Cucumbers were the best thing growing in my greenhouse this August. Picking my own homegrown cukes takes me back to being a girl on the orchard in Osoyoos, where we had an acre of ground crops beside the apricot and cherry trees.
Patio Cucumbers, my seed of choice this year, are meant for containers. The greenhouse changes the game from “patio,” so I experimented by planting two young plants directly in the soil, two more in large pots buried halfway, and the last two in large pots on top of the soil in the greenhouse. All the plants were watered well.
The ones planted directly in the soil developed first and bloomed soonest, and the ones partly in the ground did better than the ones in containers. Still, I waited for actual fruit to come, watching to see if the ones in the ground were all growth and flowers, but no product. Now all the plants are directly in the soil because those first two out-produced the others and are climbing well with maturing fruit. The other four caught up fairly well now that they can develop bigger root systems. Had I planted my tomatoes like that, directly in soil, they they would be all leaves and little fruit.
Cucumbers are 95 per cent water, so they need copious amounts of water. But they don’t tolerate “wet feet.” The soil must drain well, with plenty of humus to hold water. If your fruit are deformed or the plant stops growing, the plants are thirsty. A tin with holes in the bottom between plants and filled daily will meter out water nicely.
Some form of support, a trellis or sting, will help your plant support the developing fruit, keep it clean, and help you watch the fruit develop. Plan your support before the plants are put in the ground to avoid damaging them as they grow. They can get pretty tall!
Trim away some of the bottom leaves for better air circulation to prevent mildew. Sometimes the leaves are too numerous to see the fruit, and some can be cut off also.
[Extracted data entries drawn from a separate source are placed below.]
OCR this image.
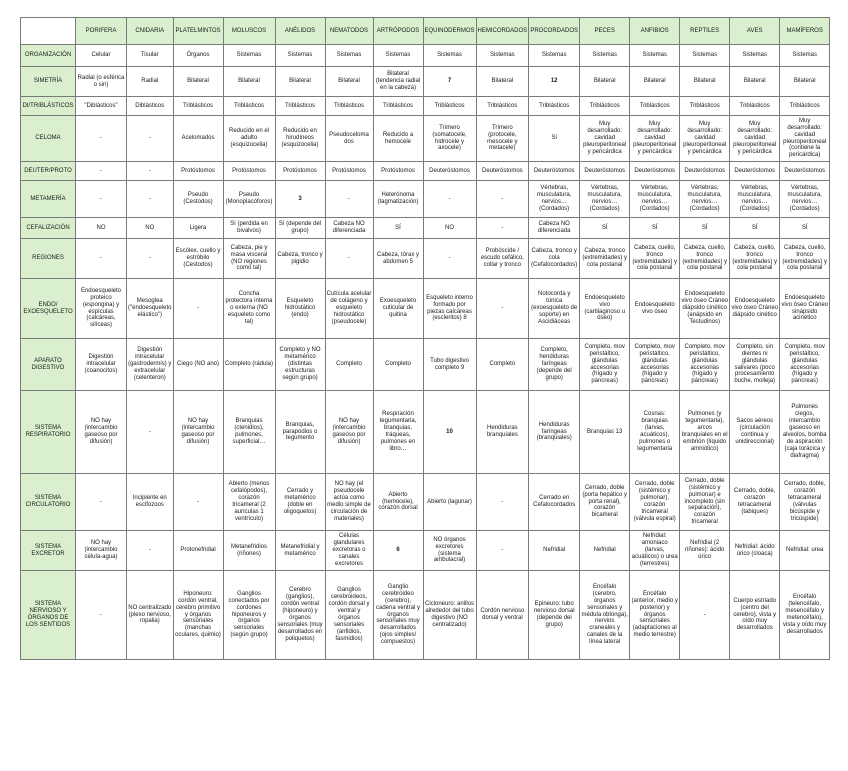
	PORIFERA	CNIDARIA	PLATELMINTOS	MOLUSCOS	ANÉLIDOS	NEMATODOS	ARTRÓPODOS	EQUINODERMOS	HEMICORDADOS	PROCORDADOS	PECES	ANFIBIOS	REPTILES	AVES	MAMÍFEROS
ORGANIZACIÓN	Celular	Tisular	Órganos	Sistemas	Sistemas	Sistemas	Sistemas	Sistemas	Sistemas	Sistemas	Sistemas	Sistemas	Sistemas	Sistemas	Sistemas
SIMETRÍA	Radial (o esférica o sin)	Radial	Bilateral	Bilateral	Bilateral	Bilateral	Bilateral (tendencia radial en la cabeza)	7	Bilateral	12	Bilateral	Bilateral	Bilateral	Bilateral	Bilateral
DI/TRIBLÁSTICOS	"Diblásticos"	Diblásticos	Triblásticos	Triblásticos	Triblásticos	Triblásticos	Triblásticos	Triblásticos	Triblásticos	Triblásticos	Triblásticos	Triblásticos	Triblásticos	Triblásticos	Triblásticos
CELOMA	-	-	Acelomados	Reducido en el adulto (esquizocelia)	Reducido en hirudíneos (esquizocelia)	Pseudoceloma dos	Reducido a hemocele	Trímero (somatocele, hidrocele y axocele)	Trímero (protocele, mesocele y metacele)	Sí	Muy desarrollado: cavidad pleuroperitoneal y pericárdica	Muy desarrollado: cavidad pleuroperitoneal y pericárdica	Muy desarrollado: cavidad pleuroperitoneal y pericárdica	Muy desarrollado: cavidad pleuroperitoneal y pericárdica	Muy desarrollado: cavidad pleuroperitoneal (contiene la pericárdica)
DEUTER/PROTO	-	-	Protóstomos	Protóstomos	Protóstomos	Protóstomos	Protóstomos	Deuteróstomos	Deuteróstomos	Deuteróstomos	Deuteróstomos	Deuteróstomos	Deuteróstomos	Deuteróstomos	Deuteróstomos
METAMERÍA	-	-	Pseudo (Cestodos)	Pseudo (Monoplacóforos)	3	-	Heterónoma (tagmatización)	-	-	Vértebras, musculatura, nervios… (Cordados)	Vértebras, musculatura, nervios… (Cordados)	Vértebras, musculatura, nervios… (Cordados)	Vértebras, musculatura, nervios… (Cordados)	Vértebras, musculatura, nervios… (Cordados)	Vértebras, musculatura, nervios… (Cordados)
CEFALIZACIÓN	NO	NO	Ligera	Sí (perdida en bivalvos)	Sí (depende del grupo)	Cabeza NO diferenciada	SÍ	NO	-	Cabeza NO diferenciada	SÍ	SÍ	SÍ	SÍ	SÍ
REGIONES	-	-	Escólex, cuello y estróbilo (Cestodos)	Cabeza, pie y masa visceral (NO regiones como tal)	Cabeza, tronco y pigidio	-	Cabeza, tórax y abdomen 5	-	Probóscide / escudo cefálico, collar y tronco	Cabeza, tronco y cola (Cefalocordados)	Cabeza, tronco (extremidades) y cola postanal	Cabeza, cuello, tronco (extremidades) y cola postanal	Cabeza, cuello, tronco (extremidades) y cola postanal	Cabeza, cuello, tronco (extremidades) y cola postanal	Cabeza, cuello, tronco (extremidades) y cola postanal
ENDO/ EXOESQUELETO	Endoesqueleto proteico (espongina) y espículas (calcáreas, silíceas)	Mesoglea ("endoesqueleto elástico")	-	Concha protectora interna o externa (NO esqueleto como tal)	Esqueleto hidrostático (endo)	Cutícula acelular de colágeno y esqueleto hidrostático (pseudocele)	Exoesqueleto cuticular de quitina	Esqueleto interno formado por piezas calcáreas (escleritos) 8	-	Notocorda y túnica (exoesqueleto de soporte) en Ascidiáceas	Endoesqueleto vivo (cartilaginoso u óseo)	Endoesqueleto vivo óseo	Endoesqueleto vivo óseo Cráneo diápsido cinético (anápsido en Testudinos)	Endoesqueleto vivo óseo Cráneo diápsido cinético	Endoesqueleto vivo óseo Cráneo sinápsido acinético
APARATO DIGESTIVO	Digestión intracelular (coanocitos)	Digestión intracelular (gastrodermis) y extracelular (celenteron)	Ciego (NO ano)	Completo (rádula)	Completo y NO metamérico (distintas estructuras según grupo)	Completo	Completo	Tubo digestivo completo 9	Completo	Completo, hendiduras faríngeas (depende del grupo)	Completo, mov peristáltico, glándulas accesorias (hígado y páncreas)	Completo, mov peristáltico, glándulas accesorias (hígado y páncreas)	Completo, mov peristáltico, glándulas accesorias (hígado y páncreas)	Completo, sin dientes ni glándulas salivares (poco procesamiento buche, molleja)	Completo, mov peristáltico, glándulas accesorias (hígado y páncreas)
SISTEMA RESPIRATORIO	NO hay (intercambio gaseoso por difusión)	-	NO hay (intercambio gaseoso por difusión)	Branquias (ctenidios), pulmones, superficial…	Branquias, parapodios o tegumento	NO hay (intercambio gaseoso por difusión)	Respiración tegumentaria, branquias, tráqueas, pulmones en libro…	10	Hendiduras branquiales	Hendiduras faríngeas (branquiales)	Branquias 13	Cosnas: branquias (larvas, acuáticos), pulmones o tegumentaria	Pulmones (y tegumentaria), arcos branquiales en el embrión (líquido amniótico)	Sacos aéreos (circulación continua y unidireccional)	Pulmones ciegos, intercambio gaseoso en alveolos, bomba de aspiración (caja torácica y diafragma)
SISTEMA CIRCULATORIO	-	Incipiente en escifozoos	-	Abierto (menos cefalópodos), corazón tricameral (2 aurículas 1 ventrículo)	Cerrado y metamérico (doble en oligoquetos)	NO hay (el pseudocele actúa como medio simple de circulación de materiales)	Abierto (hemocele), corazón dorsal	Abierto (lagunar)	-	Cerrado en Cefalocordados	Cerrado, doble (porta hepático y porta renal), corazón bicameral	Cerrado, doble (sistémico y pulmonar), corazón tricameral (válvula espiral)	Cerrado, doble (sistémico y pulmonar) e incompleto (sin separación), corazón tricameral	Cerrado, doble, corazón tetracameral (tabiques)	Cerrado, doble, corazón tetracameral (válvulas bicúspide y tricúspide)
SISTEMA EXCRETOR	NO hay (intercambio célula-agua)	-	Protonefridial	Metanefridios (riñones)	Metanefridial y metamérico	Células glandulares excretoras o canales excretores	6	NO órganos excretores (sistema ambulacral)	-	Nefridial	Nefridial	Nefridial: amoniaco (larvas, acuáticos) o urea (terrestres)	Nefridial (2 riñones): ácido úrico	Nefridial: ácido úrico (cloaca)	Nefridial: urea
SISTEMA NERVIOSO Y ÓRGANOS DE LOS SENTIDOS	-	NO centralizado (plexo nervioso, ropalia)	Hiponeuro: cordón ventral, cerebro primitivo y órganos sensoriales (manchas oculares, quimio)	Ganglios conectados por cordones hiponeuros y órganos sensoriales (según grupo)	Cerebro (ganglios), cordón ventral (hiponeuro) y órganos sensoriales (muy desarrollados en poliquetos)	Ganglios cerebroideos, cordón dorsal y ventral y órganos sensoriales (anfidios, fasmidios)	Ganglio cerebroideo (cerebro), cadena ventral y órganos sensoriales muy desarrollados (ojos simples/ compuestos)	Cicloneuro: anillos alrededor del tubo digestivo (NO centralizado)	Cordón nervioso dorsal y ventral	Epineuro: tubo nervioso dorsal (depende del grupo)	Encéfalo (cerebro, órganos sensoriales y médula oblonga), nervios craneales y canales de la línea lateral	Encéfalo (anterior, medio y posterior) y órganos sensoriales (adaptaciones al medio terrestre)	-	Cuerpo estriado (centro del cerebro), vista y oído muy desarrollados	Encéfalo (telencéfalo, mesencéfalo y metencéfalo), vista y oído muy desarrollados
Bees need to pollinate the flowers, or you can do it with a paintbrush. Removing the largest leaves can make pollinating easier. Un-pollinated flowers will still produce tiny fruit that have no seeds. I just learned that today! So, if you have undeveloped baby cukes, get out the paintbrush and give the bees a hand.
Aphids may attack the plants, so that is a matter for vigilance. Spider mites can weaken the plants and cause yellow stippling on the leaves’ surface. Both pests can be removed by water or Safers soap spray. It’s a messy business though, and the plants don’t like to have wet leaves touched. O dear… what to do? Do your best!
Pick the cukes before they are mature to keep the plant producing. Gently twist the fruit off without breaking the fragile vines. We should have fresh cucumbers until the temperature in the greenhouse gets cold at night.
Cucurbitacin is a chemical compound that causes bitterness in cucumbers. There are non-bitter types to buy that do not produce this nasty taste. We always cut the stem end off and rub it back and forth to draw out the milky bitter stuff before using a cucumber. It works and once you have been raised to do this ritual, it seems just wrong to not “milk” the fruit. I do get laughed at sometimes for doing it though. Try it and taste the milky stuff if you are not a believer in my old ways.
Many jars of mustard pickles, dill pickles, and relish have passed through my hands from my mom’s kitchen. I have no idea how to make them however, as I was just a minion involved in the process (third daughter syndrome) and only cleaned the veggies, washed the jars, and counted the “seals pop” after boiling. Eating pickles is a pleasure, and fortunately I have friends who don’t seem to realize that I only come and eat their pickles, and never bring some of my own!
I do, however, pickle sea asparagus and that in the very easiest of methods. I trim the tough bits away, wash and then blanche the stems, and plunge them in ice water. Packed in small clean jars, I pour dill pickle juice over them and screw on the top!